How to thin-slice your interviewer before the interview?

Thin-slice, quick judgement.

Before the Applicant Tracking System (ATS) was widely used, recruiters spent 6-10 seconds to scan each resume to quickly decide whether it was worthy to interview. As a job seeker, you can do the same thing.


"Thin-slicing" was first coined by Malcolm Gladwell, in his book, "Blink, the Power of Thinking Without Thinking”, which refers to the ability of our unconscious mind to find patterns in situations and behaviours based on very narrow slices of experience.


Two Real examples from the book:

  1. Only a 15-min conversation videotaped of a chatting couple make the testers quickly conclude whether their marriage will last
  2. An experienced tennis player know at the exact moment when the ball was flipped in the air, whether it is a good serve or bad serve

When being asked why and how they have this special ability, they cannot explain it. Malcolm argues that there's a locked door of this strategy, and no one knows the science behind it.

As a job seeker, you can snap judge the recruiters before and during an interview.

The purpose is to determine your interview strategy to best organize your answers and make them like you. In this blog post, I will focus on the first part - before the interview

Before Interview


Say you receive a confirmation interview email. Most times, the email will confirm the interview date, time, interview panel (who are interviewing you), and a closing message like, "we are looking forward to meeting you and please reply with a confirmation receipt." Once you reply to confirm, and technically, your interview process starts.

Time is limited, you prepare questions and hope you can win this time. If you are lucky, some recruiters provide interview questions 15min or 30min before the interview. They may give you 20 questions in advance and only ask you 10. However, most time you prepare questions without knowing what questions they will ask, here are strategies:

Find Expression

Search the interviewers online on Google and LinkedIn, and get as much information as possible about their:

  1. current title
  2. past title & work experience
  3. education background
  4. article related (if any)

Look at their profile picture - Are they smiling? Are they looking kind or serious? Subtle expressions explains a lot. Based on the findings, you could approximately sense what kind of personalities they are (e.g. introvert or extrovert), or even how they work with people.

Find Connection

Search for connections you have with the interviewers or one of them, the connections could be:

  1. the same company you both worked at
  2. the same person you are both connected with
  3. the same school you both graduated
  4. the same conference or volunteer you both attended.

Connection = Similar Topic/Interest = Interaction = Success

When you have connections from the above list, you may have the same interest or topic, which will leads to more back-and-forth conversations. When the interviewers are engaged, your interview is success.

Integrate the Expression and Connection by design into your answers. It is your choice where you want to mention it by the way or ask them directly. Take me as an example, with real story scenarios.

Story One

Once I got an interview with two persons - one of them is the director of X university. When I researched them, I found the director talked over the future planning and challenges of X university.

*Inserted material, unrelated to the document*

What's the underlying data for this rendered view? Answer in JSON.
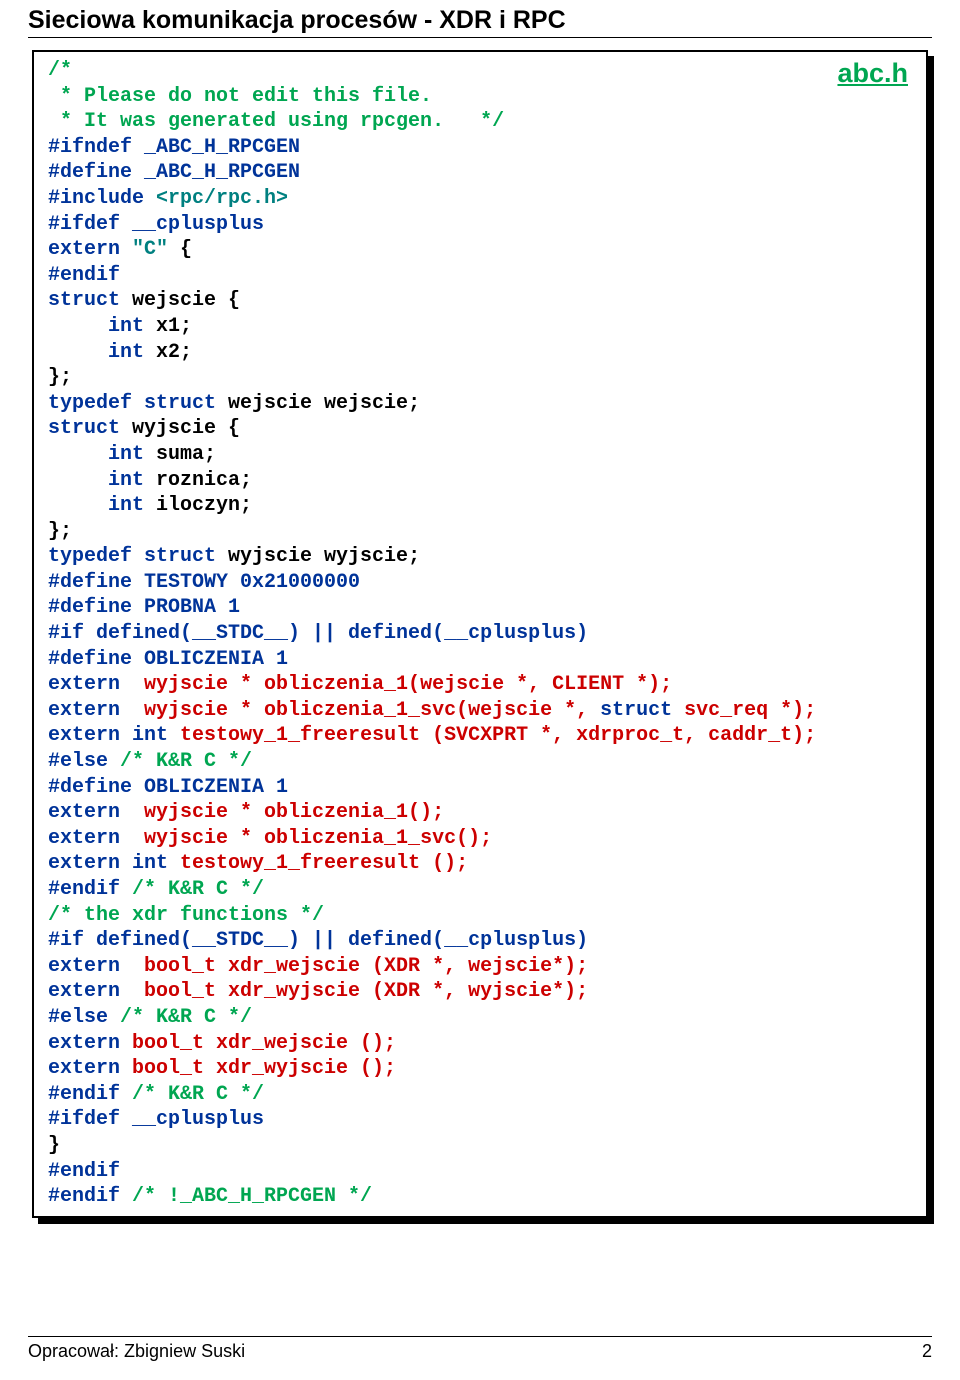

During the “Do you have any questions for us” part, I asked, “I read an article about you talked over the future planning and challenges of X university in Y newspaper, and I wonder what is the future planning for the X university library?"

The message I want to deliver are:

  1. I did thorough research about you and company
  2. I am interested in about the library too (the workplace)

Story Two

Once I had an interview with one that we both worked at the same organization. When I answered by question, “Tell me about yourself”, I mentioned it by the way, “I noticed you also worked at the organization before,”, and then we exchanged the same colleagues we both worked before.

Be smart and design them into your answers, and not all of them worked. As in story one, I passed the interview, and story two, I didn’t. But there were many reasons to fail the interview, and I will explain them later. Remember to keep trying. Once you know where to sprinkle them, go to the next part:

Imagine!


Imagine they are sitting in front of you, virtually or physcially. Try one of your prepared questions, for example, "Why do you want to join us?" Deep think in the tone, expressions, body language, eye contact, dialogue pacing, etc., and play it in your head, or answer it out loud and imagine how they will respond. The main purpose is to let you get mentally ready for the interview.

  1. You predict the worst could happen and prepare the strategy against it;
  2. You exercise the conversation between the interviewer, and on the official interview date, you are not afraid.
  3. You "know" the interviewers somehow, and you are "familiar" with their tones, and this is the second time you meet them.

I hope you will not feel like I’m talking too much. I sincerely hope you can learn something useful to help with your interview and boost your confidence.